PART XV

136 8 1
                                    

Gege yang baru saja sampai bersama Drian tersentak melihat Reyhan yang tengah memanggil nama Vanya. Dengan segera mereka menghampiri asal suara, dan benar saja ... apa yang di lihatnya membuat seluruh tubuhnya lemas.

Vanya ... sepupunya ... tengah pingsan di pelukan laki-laki tak berperasaan. Dengan kasar Gege menarik kerah Reyhan hingga berhadapan dengan Gege, "Lu apain Vanya?" tanya Gege tajam.

"Gua gatau, lepas!!" triak Reyhan yang kesal dengan tingkah Gege yang selalu memojokannya.

"Sudahlah dari pada kalian ribut, lebih baik kita bawa Vanya ke rumah sakit." ujar Drian menengahi perselisihan dua remaja di depannya.

Dengan segera Reyhan mengangkat tubuh Vanya dan menaruhnya di jok belakang mobil Vanya. Gege sendiri langsung memposisikan dirinya di dekat Vanya. "Gua yang bawa mobil!" desis Reyhan memperingati. Dia tak yakin Drian akan membawa mobil secepat dirinya.

Dengan kecepatan mobil diatas rata-rata dan sepertinya Reyhan tak sedikitpun menggunakan rem membuat Drian dan Gege berdoa diam-diam agar mereka selamat.

Dan beruntunglah dewi fortuna sedang di pihaknya karena kini mereka sampai dengan selamat. "Suster, tolong pacar saya, pacar saya sakit!!! Tolong cepet!!!!" teriak Reyhan yang langsung saja mencecar suster di depannya.

"I ... Iya mas ... Sabar dulu," gagap suster tersebut yang takut karena bentakan Reyhan.

Dengan segera Vanya di bawa menuju UGD, namun tiba-tiba seseorang menpuk punggung Reyhan, "she'll be fine. It's ok" ujar Gege menenangkan, dia tak tega melihat Reyhan yang hampir frustasi.

Reyhan hanya mengacuhkan Gege dan memilih menunggu di kursi pojok sembari menelungkupkan wajahnya di kedua tangannya. Kenapa dengan Vanya nya??? Kenapa??!! Meskipun Reyhan sempat kecewa dengan Vanya. Namun tak terelakan kalau rasa sayangnya lebih besar.

"bisa bicara sebentar?" tanya Drian yang entah sejak kapan berdiri di depannya. Reyhan sedang tak ingin adu jotos saat ini. Emosinya sedang kacau, bisa-bisa dia menghabisi Drian hingga tak bernafas, dan dia tak ingin itu terjadi.

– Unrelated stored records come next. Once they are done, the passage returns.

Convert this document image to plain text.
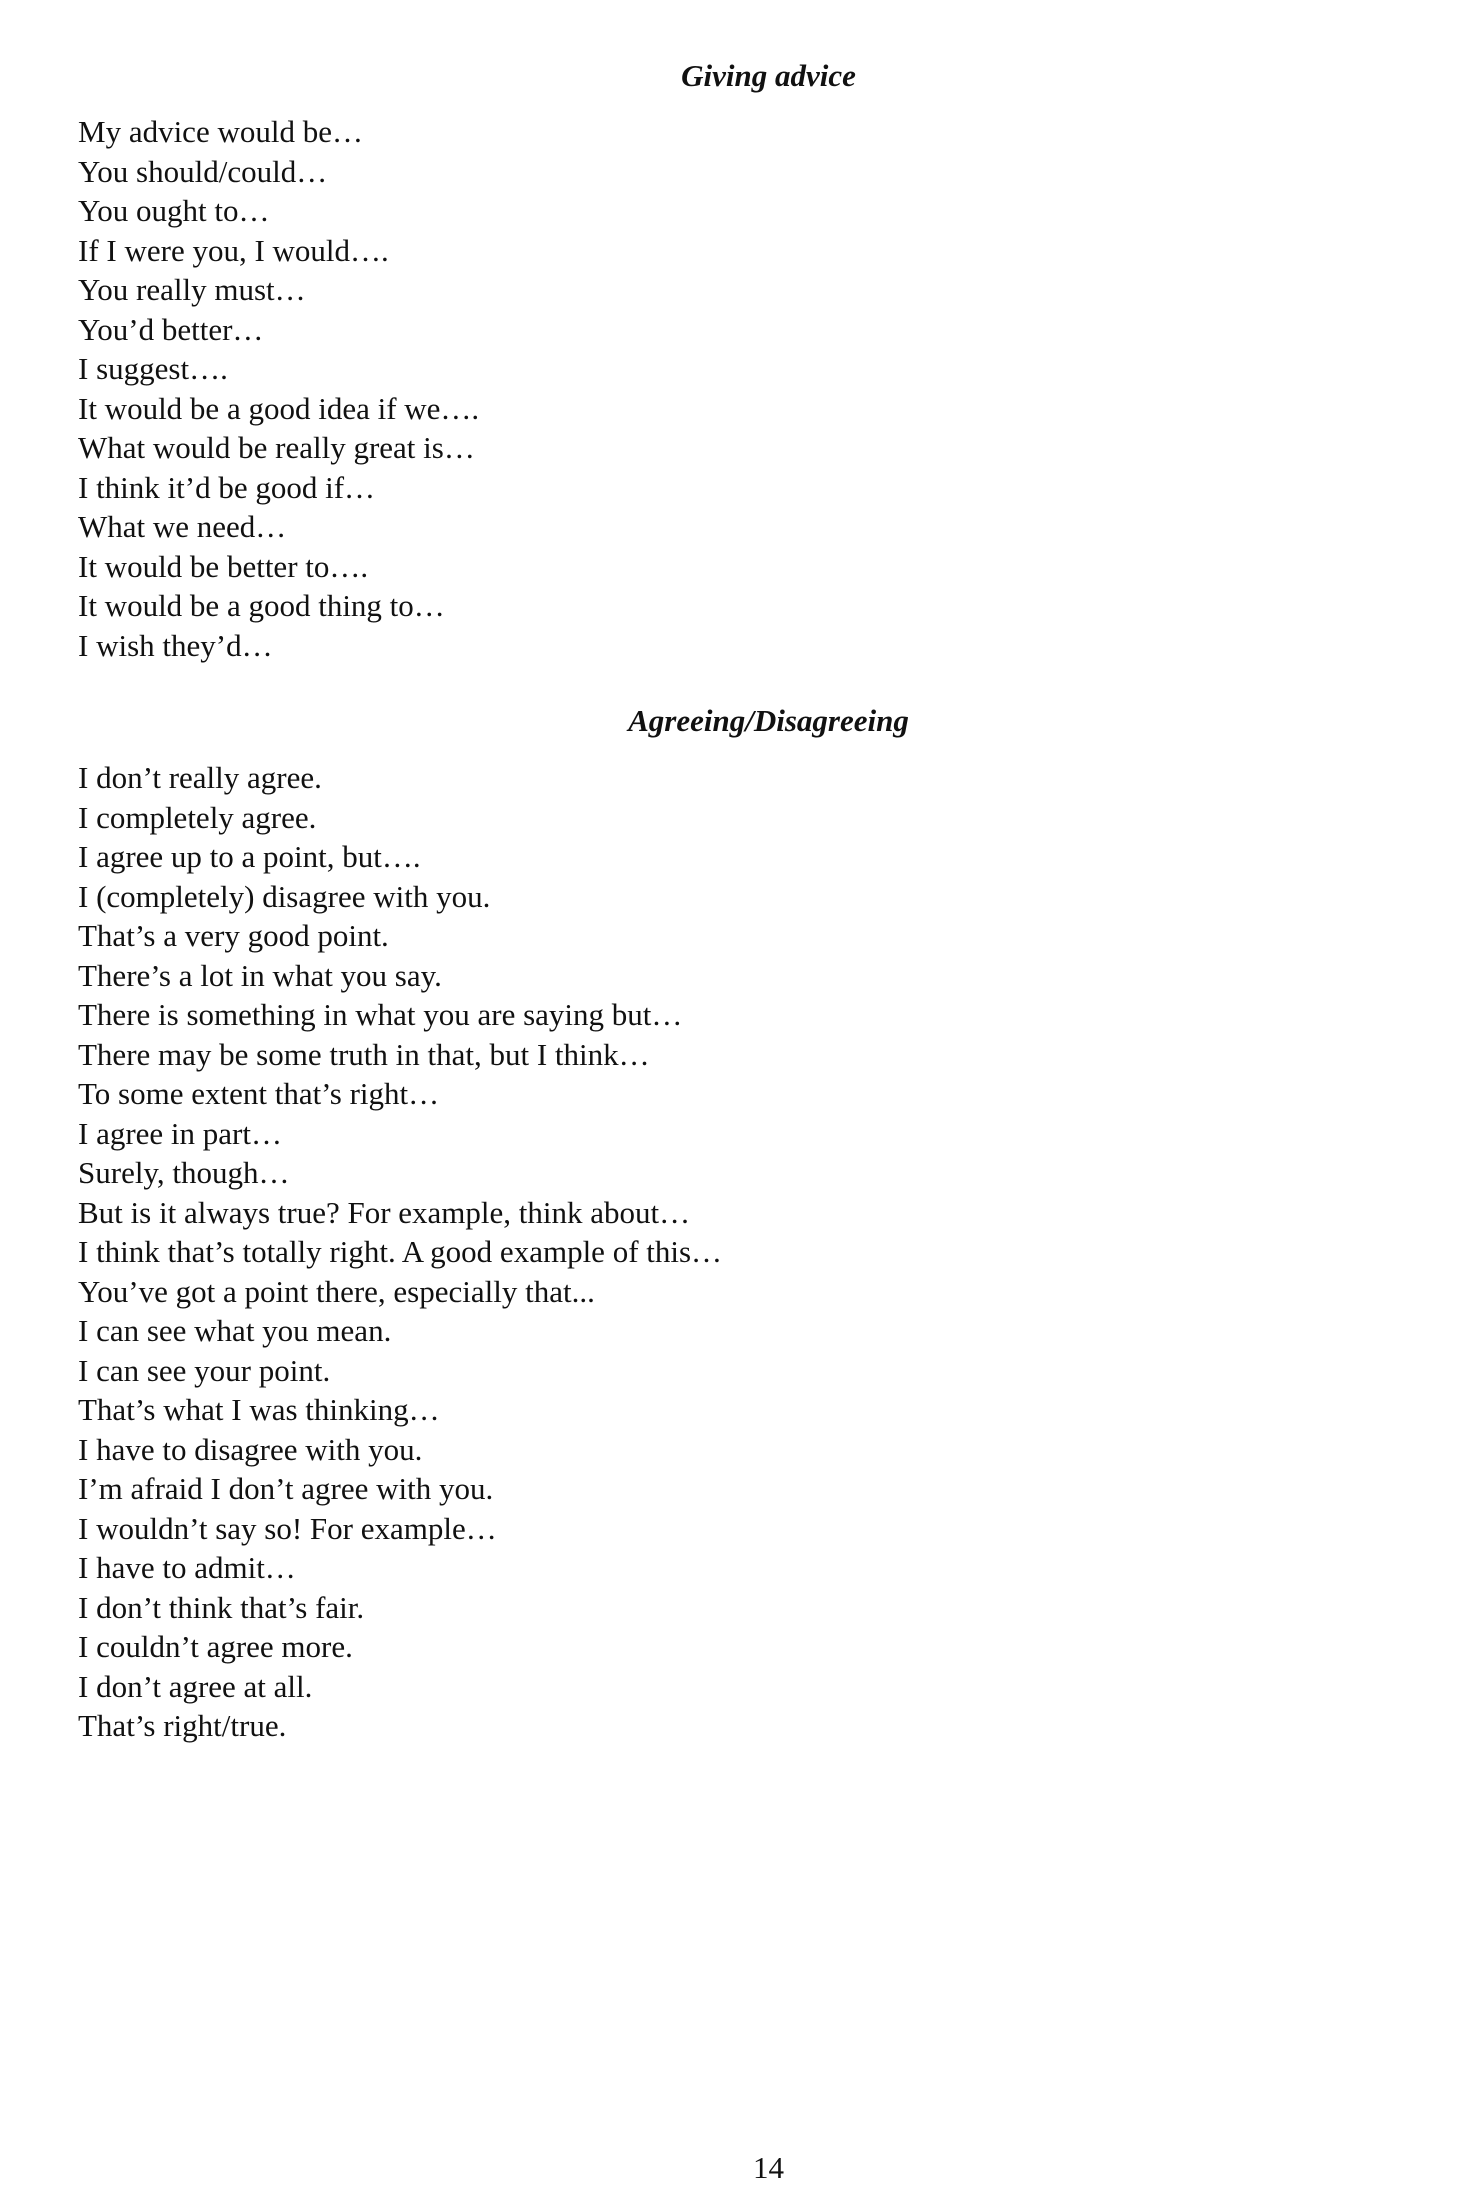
Giving advice
My advice would be…
You should/could…
You ought to…
If I were you, I would….
You really must…
You’d better…
I suggest….
It would be a good idea if we….
What would be really great is…
I think it’d be good if…
What we need…
It would be better to….
It would be a good thing to…
I wish they’d…
Agreeing/Disagreeing
I don’t really agree.
I completely agree.
I agree up to a point, but….
I (completely) disagree with you.
That’s a very good point.
There’s a lot in what you say.
There is something in what you are saying but…
There may be some truth in that, but I think…
To some extent that’s right…
I agree in part…
Surely, though…
But is it always true? For example, think about…
I think that’s totally right. A good example of this…
You’ve got a point there, especially that...
I can see what you mean.
I can see your point.
That’s what I was thinking…
I have to disagree with you.
I’m afraid I don’t agree with you.
I wouldn’t say so! For example…
I have to admit…
I don’t think that’s fair.
I couldn’t agree more.
I don’t agree at all.
That’s right/true.
14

Melihat wajah frustasi remaja di depannya, Drian meremas bahu Reyhan berusaha menenangkan. Reyhan yang merasa Drian menyentuhnya segera menepiskan tangan Drian, "gua pengen sendiri. Lebih baik lu pergi," ujar Drian dengan nada dinginnya.

"Gua sama Vanya ga seperti yang ada di otak dangkal lu itu," ujar Drian sinis.

Reyhan hanya menatap tajam ke arah manik mata laki-laki di depannya, "lo berengsek, lu pergi tanpa tahu apapun dan menyimpulkan kalau Vanya murahan? Ck, kekanakan,"

Reyhan mengernyitkan dahi, heran bagaimana Drian bisa mengetahuinya. Kelakuan Reyhan membuat Drian yang sadar dengan ekspresi tanya Reyhan, "Laura ... dia nanya kenapa gua pelukan,yang lu anggap mesra itu, sama Vanya," lanjutnya.

"Lu bahkan gatau apa yang di ucapin pas meluk gua." ujar Drian seraya menarik nafas panjang.

"Dia kangen sama lu, dia sayang sama lu," lanjut Drian seraya berbalik meninggalkan Reyhan yang tengah membelalakan matanya kaget dengan penjelasan Drian.

'Kenapa gua terus-terusan berada di pihak yang bikin air mata lu jatuh sih Van?' batin Drian.

Reyhan sungguh frustasi menunggu dokter yang menangani Vanya. Jika di perhatikan, sudut mata Reyhan berair, ya ... air mata itu ... jatuh untuk Vanya, gadis yang selalu dilukainya.

Tiba-tiba saja seorang dokter keluar dari ruangan, "Geandra?" panggil dokter ke arah Gege. 'Kenapa dokter ini kenal Gege?' batin Reyhan tak mengerti.

Reyhan segera mendekat untuk mendengarkan kondisi Vanya. "Apa Vanya masih meminum obatnya? Stadiumnya meningkat" ujar Dokter.

"Obat apa? Stadium apa?" tanya Reyhan dengan suara bergetar.